Flash: Joelie and Sarah’s Last Day

Water visible through Ice

Image Courtesy of Jeremy Ricketts at Unsplash.com
Cropped by Erin Penn

Joelie cinched the saddle girdle tighter, letting the town’s mayor attempt to make him change his mind. You would think after raising her from birth, she would know only one person got him to change him mind about anything. Finally he interrupted, “Jillie, hon, your mom ain’t goin’ to last through winter and I can’t stop that. Travel may end it sooner, but she will see something she wants to see.”

“Dad, she is barely conscious. She isn’t going to notice anything, and it’s a full day’s travel even with my horse.” The five foot nothing blond dynamo argued. “Shouldn’t mother die in the comfort of her own bed?”

Satisfied the horse was ready and everything was packed for the journey, the old farmer went into his one-room house. “Your mom has never been one to choose comfort.” He sat in a chair to change his boots and add a second pair of socks.

“At least let me see if the priest from Riding-in-the-Mud can help give travel ease.” The young woman trailed her father into her childhood home.

Joelie stood, pulling on a traveling cloak. “Magic helped the first year, but now the Tester has placed this challenge before us. We can do this on our own.” Touching the pile of skin and bones swathed in blankets, Joelie stroked his wife’s cheek. “Sarah, time to go.”

Her blue eyes focused on his for the first time in days, reassuring him that the love of his life was still with him and he was doing the right thing. Picking up the blankets and padding, he carried the precious bundle out. Despite her having been several inches taller than him and outweighing him most of their joint lives, the last two winters of illness had taken their toll and now she was lighter than a grain sack.

****

Two days of frozen purgatory guiding a horse through his normal, slightly illegal, hunting grounds finally ended. He had never been one to understand how the King could own the entire forest. He was pretty sure the White Stag ruled it.

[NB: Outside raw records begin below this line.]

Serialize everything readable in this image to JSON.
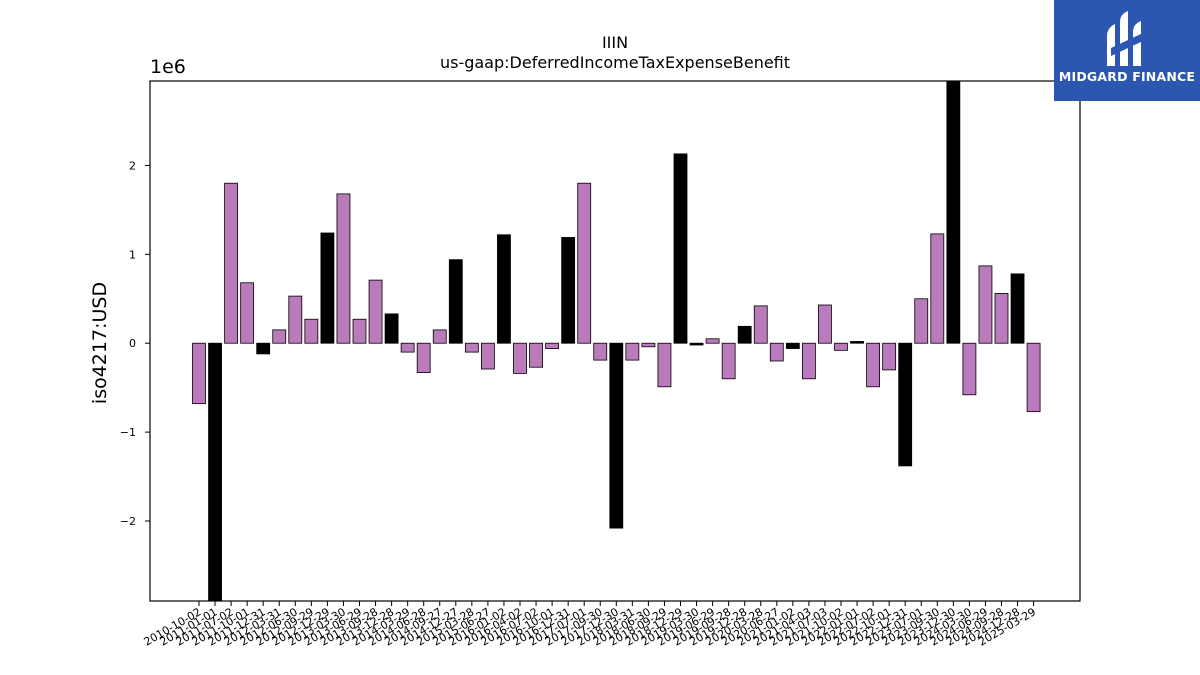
{
  "logo": {
    "text": "MIDGARD FINANCE",
    "icon": "midgard-m-icon",
    "bg_color": "#2b57b1"
  },
  "colors": {
    "default_bar": "#b97bbb",
    "highlight_bar": "#000000",
    "edge": "#000000"
  },
  "chart_data": {
    "type": "bar",
    "title": "IIIN",
    "subtitle": "us-gaap:DeferredIncomeTaxExpenseBenefit",
    "ylabel": "iso4217:USD",
    "y_multiplier_label": "1e6",
    "y_multiplier": 1000000,
    "ylim": [
      -2.9,
      2.95
    ],
    "yticks": [
      -2,
      -1,
      0,
      1,
      2
    ],
    "ytick_labels": [
      "−2",
      "−1",
      "0",
      "1",
      "2"
    ],
    "grid": false,
    "categories": [
      "2010-10-02",
      "2011-01-01",
      "2011-07-02",
      "2011-10-01",
      "2011-12-31",
      "2012-03-31",
      "2012-06-30",
      "2012-09-29",
      "2012-12-29",
      "2013-03-30",
      "2013-06-29",
      "2013-09-28",
      "2013-12-28",
      "2014-03-29",
      "2014-06-28",
      "2014-09-27",
      "2014-12-27",
      "2015-03-28",
      "2015-06-27",
      "2016-01-02",
      "2016-04-02",
      "2016-07-02",
      "2016-10-01",
      "2016-12-31",
      "2017-07-01",
      "2017-09-30",
      "2017-12-30",
      "2018-03-31",
      "2018-06-30",
      "2018-09-29",
      "2018-12-29",
      "2019-03-30",
      "2019-06-29",
      "2019-09-28",
      "2019-12-28",
      "2020-03-28",
      "2020-06-27",
      "2021-01-02",
      "2021-04-03",
      "2021-07-03",
      "2021-10-02",
      "2022-01-01",
      "2022-07-02",
      "2022-10-01",
      "2022-12-31",
      "2023-07-01",
      "2023-09-30",
      "2023-12-30",
      "2024-03-30",
      "2024-06-29",
      "2024-09-28",
      "2024-12-28",
      "2025-03-29"
    ],
    "values": [
      -0.68,
      -2.9,
      1.8,
      0.68,
      -0.12,
      0.15,
      0.53,
      0.27,
      1.24,
      1.68,
      0.27,
      0.71,
      0.33,
      -0.1,
      -0.33,
      0.15,
      0.94,
      -0.1,
      -0.29,
      1.22,
      -0.34,
      -0.27,
      -0.06,
      1.19,
      1.8,
      -0.19,
      -2.08,
      -0.19,
      -0.04,
      -0.49,
      2.13,
      -0.02,
      0.05,
      -0.4,
      0.19,
      0.42,
      -0.2,
      -0.06,
      -0.4,
      0.43,
      -0.08,
      0.02,
      -0.49,
      -0.3,
      -1.38,
      0.5,
      1.23,
      2.95,
      -0.58,
      0.87,
      0.56,
      0.78,
      -0.77
    ],
    "highlighted": [
      false,
      true,
      false,
      false,
      true,
      false,
      false,
      false,
      true,
      false,
      false,
      false,
      true,
      false,
      false,
      false,
      true,
      false,
      false,
      true,
      false,
      false,
      false,
      true,
      false,
      false,
      true,
      false,
      false,
      false,
      true,
      true,
      false,
      false,
      true,
      false,
      false,
      true,
      false,
      false,
      false,
      true,
      false,
      false,
      true,
      false,
      false,
      true,
      false,
      false,
      false,
      true,
      false
    ]
  }
}
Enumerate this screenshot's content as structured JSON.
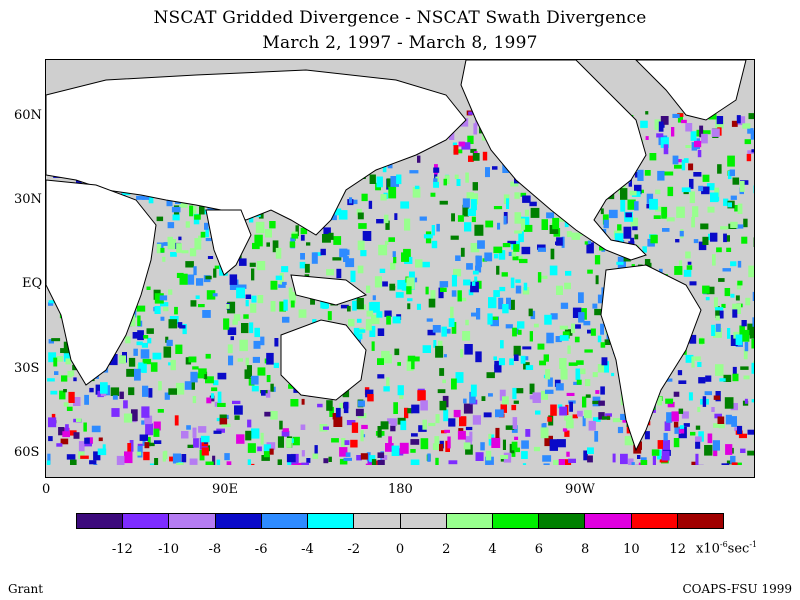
{
  "title": "NSCAT Gridded Divergence - NSCAT Swath Divergence",
  "subtitle": "March 2, 1997 - March 8, 1997",
  "lat_labels": [
    "60N",
    "30N",
    "EQ",
    "30S",
    "60S"
  ],
  "lon_labels": [
    "0",
    "90E",
    "180",
    "90W"
  ],
  "colorbar": {
    "colors": [
      "#3c0a7c",
      "#7e2cff",
      "#b57cf2",
      "#0a0ac8",
      "#2e8bff",
      "#00ffff",
      "#cfcfcf",
      "#cfcfcf",
      "#98ff8e",
      "#00f000",
      "#008000",
      "#e000e0",
      "#ff0000",
      "#a00000"
    ],
    "tick_labels": [
      "-12",
      "-10",
      "-8",
      "-6",
      "-4",
      "-2",
      "0",
      "2",
      "4",
      "6",
      "8",
      "10",
      "12"
    ],
    "units_base": "x10",
    "units_exp": "-6",
    "units_tail": "sec",
    "units_exp2": "-1"
  },
  "footer_left": "Grant",
  "footer_right": "COAPS-FSU 1999"
}
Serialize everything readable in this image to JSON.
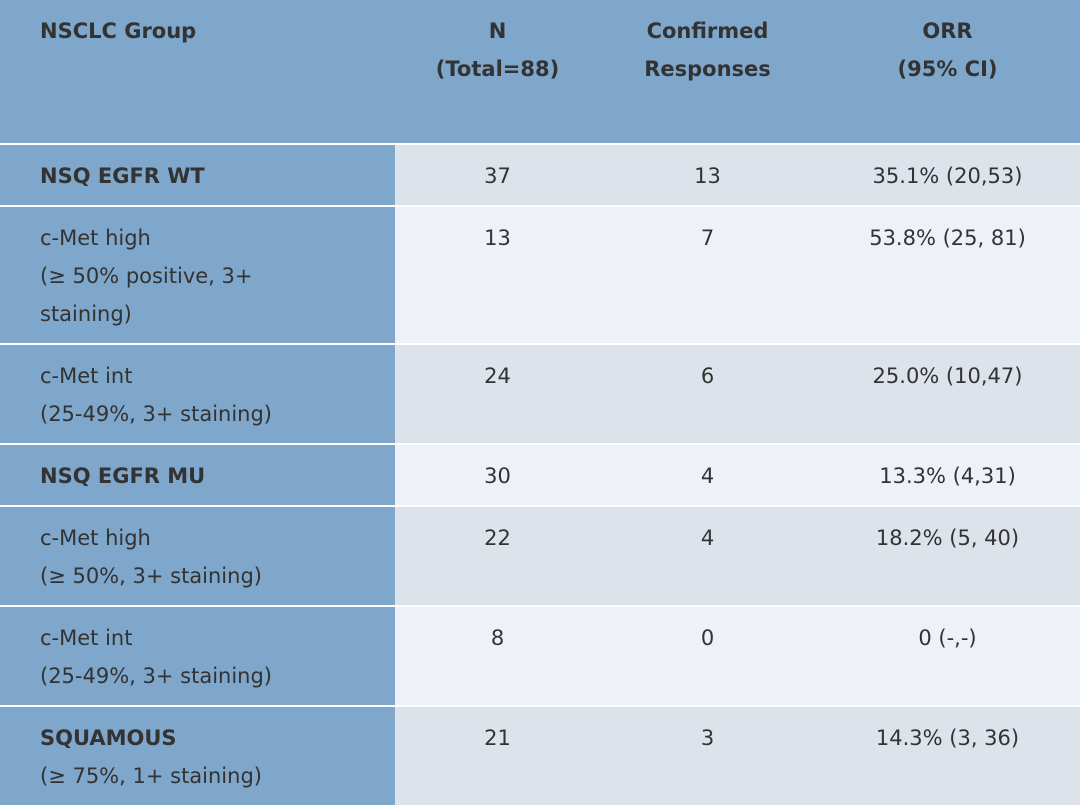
{
  "table": {
    "header": [
      [
        "NSCLC Group"
      ],
      [
        "N",
        "(Total=88)"
      ],
      [
        "Confirmed",
        "Responses"
      ],
      [
        "ORR",
        "(95% CI)"
      ]
    ],
    "groups": [
      {
        "name": "NSQ EGFR WT",
        "detail": [],
        "n": 37,
        "responses": 13,
        "orr": "35.1% (20,53)",
        "subgroups": [
          {
            "label": [
              "c-Met high",
              "(≥ 50% positive, 3+",
              "staining)"
            ],
            "n": 13,
            "responses": 7,
            "orr": "53.8% (25, 81)"
          },
          {
            "label": [
              "c-Met int",
              "(25-49%, 3+ staining)"
            ],
            "n": 24,
            "responses": 6,
            "orr": "25.0% (10,47)"
          }
        ]
      },
      {
        "name": "NSQ EGFR MU",
        "detail": [],
        "n": 30,
        "responses": 4,
        "orr": "13.3% (4,31)",
        "subgroups": [
          {
            "label": [
              "c-Met high",
              "(≥ 50%, 3+ staining)"
            ],
            "n": 22,
            "responses": 4,
            "orr": "18.2% (5, 40)"
          },
          {
            "label": [
              "c-Met int",
              "(25-49%, 3+ staining)"
            ],
            "n": 8,
            "responses": 0,
            "orr": "0 (-,-)"
          }
        ]
      },
      {
        "name": "SQUAMOUS",
        "detail": [
          "(≥ 75%, 1+ staining)"
        ],
        "n": 21,
        "responses": 3,
        "orr": "14.3% (3, 36)",
        "subgroups": []
      }
    ]
  }
}
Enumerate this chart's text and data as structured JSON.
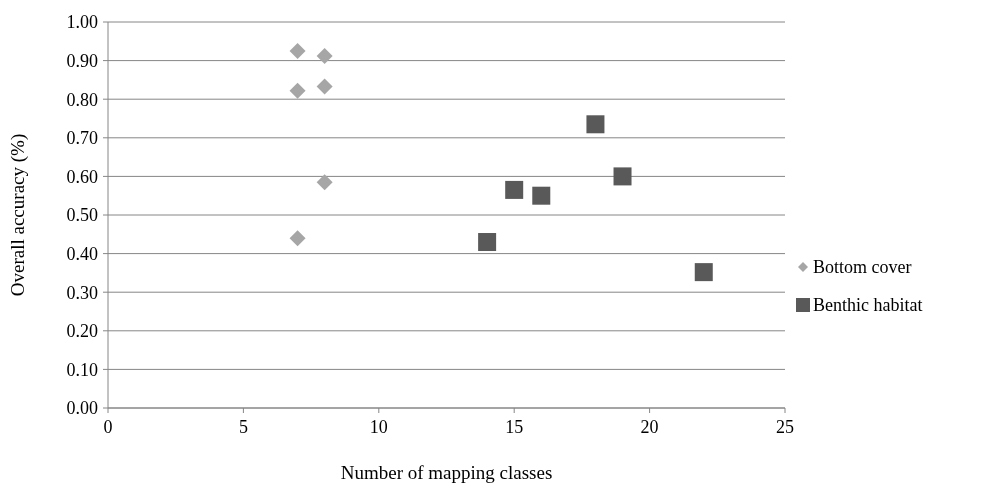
{
  "chart_data": {
    "type": "scatter",
    "xlabel": "Number of mapping classes",
    "ylabel": "Overall accuracy (%)",
    "xlim": [
      0,
      25
    ],
    "xticks": [
      0,
      5,
      10,
      15,
      20,
      25
    ],
    "ylim": [
      0,
      1
    ],
    "yticks": [
      {
        "value": 0,
        "label": "0.00"
      },
      {
        "value": 0.1,
        "label": "0.10"
      },
      {
        "value": 0.2,
        "label": "0.20"
      },
      {
        "value": 0.3,
        "label": "0.30"
      },
      {
        "value": 0.4,
        "label": "0.40"
      },
      {
        "value": 0.5,
        "label": "0.50"
      },
      {
        "value": 0.6,
        "label": "0.60"
      },
      {
        "value": 0.7,
        "label": "0.70"
      },
      {
        "value": 0.8,
        "label": "0.80"
      },
      {
        "value": 0.9,
        "label": "0.90"
      },
      {
        "value": 1,
        "label": "1.00"
      }
    ],
    "grid": "y",
    "legend": "right",
    "series": [
      {
        "name": "Bottom cover",
        "color": "#a6a6a6",
        "marker": "diamond",
        "x": [
          7,
          8,
          7,
          8,
          8,
          7
        ],
        "values": [
          0.925,
          0.912,
          0.822,
          0.833,
          0.585,
          0.44
        ]
      },
      {
        "name": "Benthic habitat",
        "color": "#595959",
        "marker": "square",
        "x": [
          14,
          15,
          16,
          18,
          19,
          22
        ],
        "values": [
          0.43,
          0.565,
          0.55,
          0.735,
          0.6,
          0.352
        ]
      }
    ]
  }
}
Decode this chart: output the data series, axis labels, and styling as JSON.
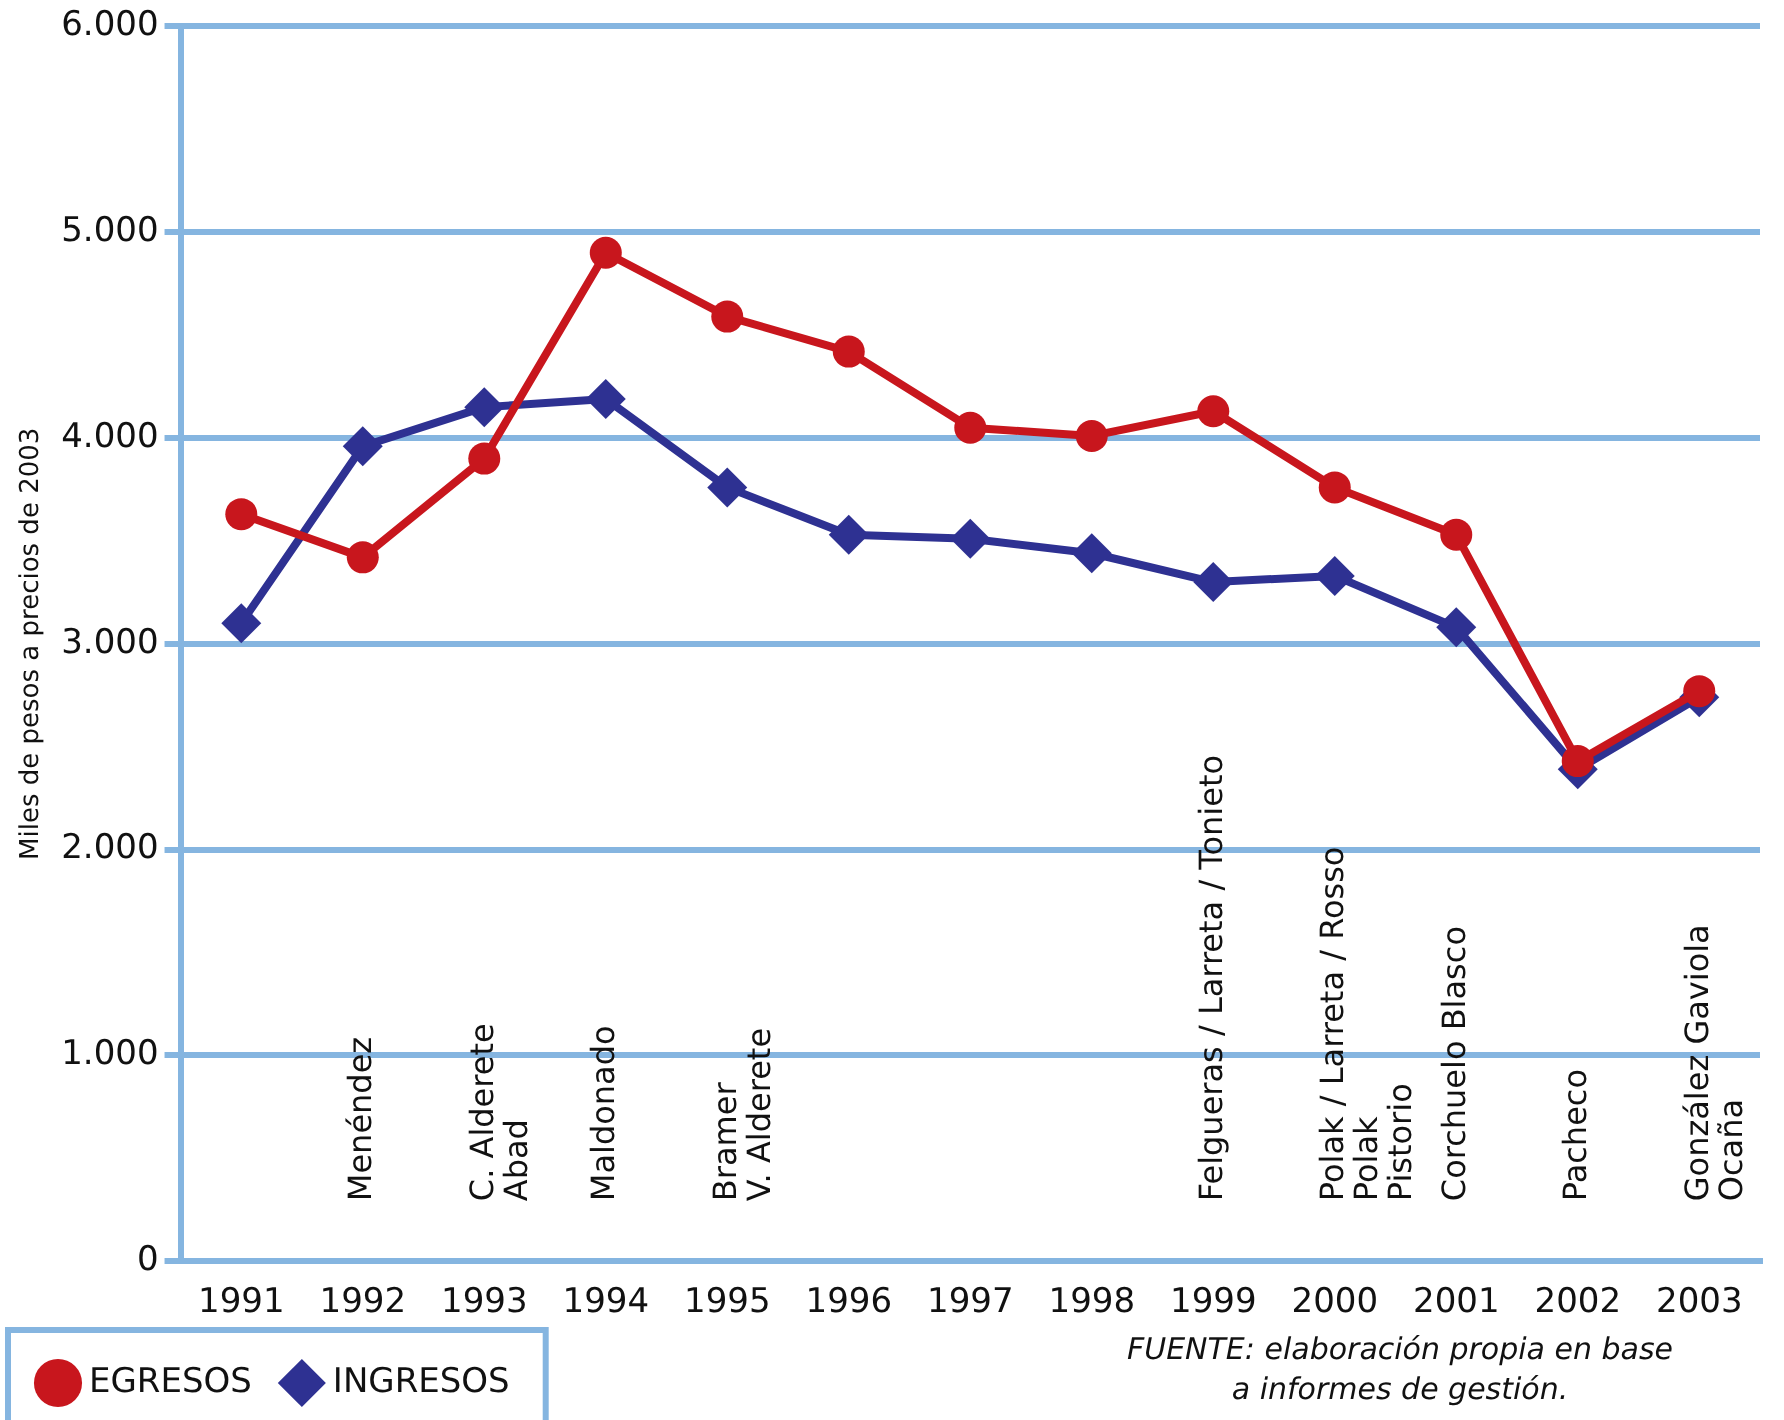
{
  "chart_data": {
    "type": "line",
    "ylabel": "Miles de pesos a precios de 2003",
    "categories": [
      "1991",
      "1992",
      "1993",
      "1994",
      "1995",
      "1996",
      "1997",
      "1998",
      "1999",
      "2000",
      "2001",
      "2002",
      "2003"
    ],
    "series": [
      {
        "name": "INGRESOS",
        "color": "#2e3192",
        "marker": "diamond",
        "values": [
          3100,
          3960,
          4150,
          4190,
          3760,
          3530,
          3510,
          3440,
          3300,
          3330,
          3080,
          2390,
          2740
        ]
      },
      {
        "name": "EGRESOS",
        "color": "#c8161d",
        "marker": "circle",
        "values": [
          3630,
          3420,
          3900,
          4900,
          4590,
          4420,
          4050,
          4010,
          4130,
          3760,
          3530,
          2430,
          2770
        ]
      }
    ],
    "ylim": [
      0,
      6000
    ],
    "yticks": [
      0,
      {
        "value": 1000,
        "label": "1.000"
      },
      {
        "value": 2000,
        "label": "2.000"
      },
      {
        "value": 3000,
        "label": "3.000"
      },
      {
        "value": 4000,
        "label": "4.000"
      },
      {
        "value": 5000,
        "label": "5.000"
      },
      {
        "value": 6000,
        "label": "6.000"
      }
    ],
    "grid": "y",
    "legend": "bottom left",
    "line_style": "solid",
    "annotations": [
      "Menéndez",
      "C. Alderete\nAbad",
      "Maldonado",
      "Bramer\nV. Alderete",
      "Felgueras / Larreta / Tonieto",
      "Polak / Larreta / Rosso\nPolak\nPistorio",
      "Corchuelo Blasco",
      "Pacheco",
      "González Gaviola\nOcaña",
      "FUENTE: elaboración propia en base\na informes de gestión."
    ]
  }
}
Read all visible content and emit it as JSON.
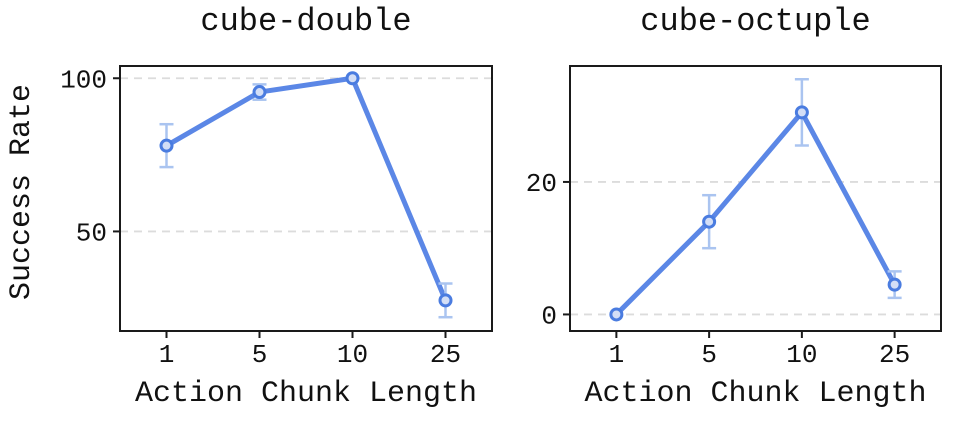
{
  "figure": {
    "background": "#ffffff",
    "shared_xlabel": "Action Chunk Length",
    "shared_ylabel": "Success Rate"
  },
  "colors": {
    "line": "#5b87e6",
    "marker_fill": "#d3def6",
    "marker_edge": "#4a7ce0",
    "error_bar": "#aac4f0",
    "grid": "#dcdcdc",
    "spine": "#1a1a1a",
    "text": "#111111"
  },
  "chart_data": [
    {
      "type": "line",
      "title": "cube-double",
      "xlabel": "Action Chunk Length",
      "ylabel": "Success Rate",
      "x": [
        1,
        5,
        10,
        25
      ],
      "x_tick_labels": [
        "1",
        "5",
        "10",
        "25"
      ],
      "values": [
        78,
        95.5,
        100,
        27.5
      ],
      "yerr": [
        7,
        2.5,
        0,
        5.5
      ],
      "y_ticks": [
        50,
        100
      ],
      "ylim": [
        17.5,
        104
      ],
      "grid": true,
      "legend": "none",
      "marker": "o"
    },
    {
      "type": "line",
      "title": "cube-octuple",
      "xlabel": "Action Chunk Length",
      "ylabel": "",
      "x": [
        1,
        5,
        10,
        25
      ],
      "x_tick_labels": [
        "1",
        "5",
        "10",
        "25"
      ],
      "values": [
        0,
        14,
        30.5,
        4.5
      ],
      "yerr": [
        0,
        4,
        5,
        2
      ],
      "y_ticks": [
        0,
        20
      ],
      "ylim": [
        -2.5,
        37.5
      ],
      "grid": true,
      "legend": "none",
      "marker": "o"
    }
  ]
}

Jolie had wrapped Sarah tightly during the day and provided her his heat at night. He wanted to carry her during the day as well, or ride the horse and provide her needed warmth, but he needed to break the trail for the horse and he fell too many times.

The horse went to the edge of the water without prompting and Jolie started pulling what was left of his wife down. He heard a whisper and leaned closer in. “Are we there?”

Seeing clear eyes and ruby checks, Jolie gave thanks to the Tester for giving him a final moment with her. “Aye, we have arrived.”

Twenty years ago, she had laid into him during one of their few arguments, saying he did not have a romantic bone in his body. Sarah had just finished a round of afternoon sickness, since morning sickness was not enough for his exceptional wife, and the additional weight at six months on her swelling feet looked painful even to him after spending the day in the field. It took time to get her to this location then, but never did she ever question his romance again. Partially because if she did, he would have dragged her the long hike there and back to revisit this place.

Sitting on the edge of a boulder half-in and half-out of the waterfall pool, he settled his forty-year old woman in his lap and let her look around. A magical spring feed the creek a little further up. The water stayed a constant fifty degrees, creating a pool warm in winter and cool in summer. The steam rising from the waterfall coated the branches nearby with crystal ice. A few flashsprite made the glade their home during the winter, and danced among the branches setting off rainbows of color. The Valley-Home water lily floated pure white from a dozen different locations in the perfect blue of the pool. Green grass grew at the edge of the pool, where the warm water pushed back the hoar frost.

Valley-Home lilies could never be moved from their home water pool. He tried for years to transplant some from the spring to the irrigation pond in the north fields until Sarah had requested he “stop killing the flowers, you fool. I can remember their scent just fine.”

Joelie held Sarah, rotating her head from where it rested on his shoulder throughout the day and sunset so she could see everything. He feed her bits of trail meat after chewing it soft. At night the flashsprites danced faster among the ice, snow, and blue water. The world was a blaze of color and the jasmine-like scent of the Valley-Home released at full strength just before the white flowers closed for the night. Sometime after sunset Sarah slipped away.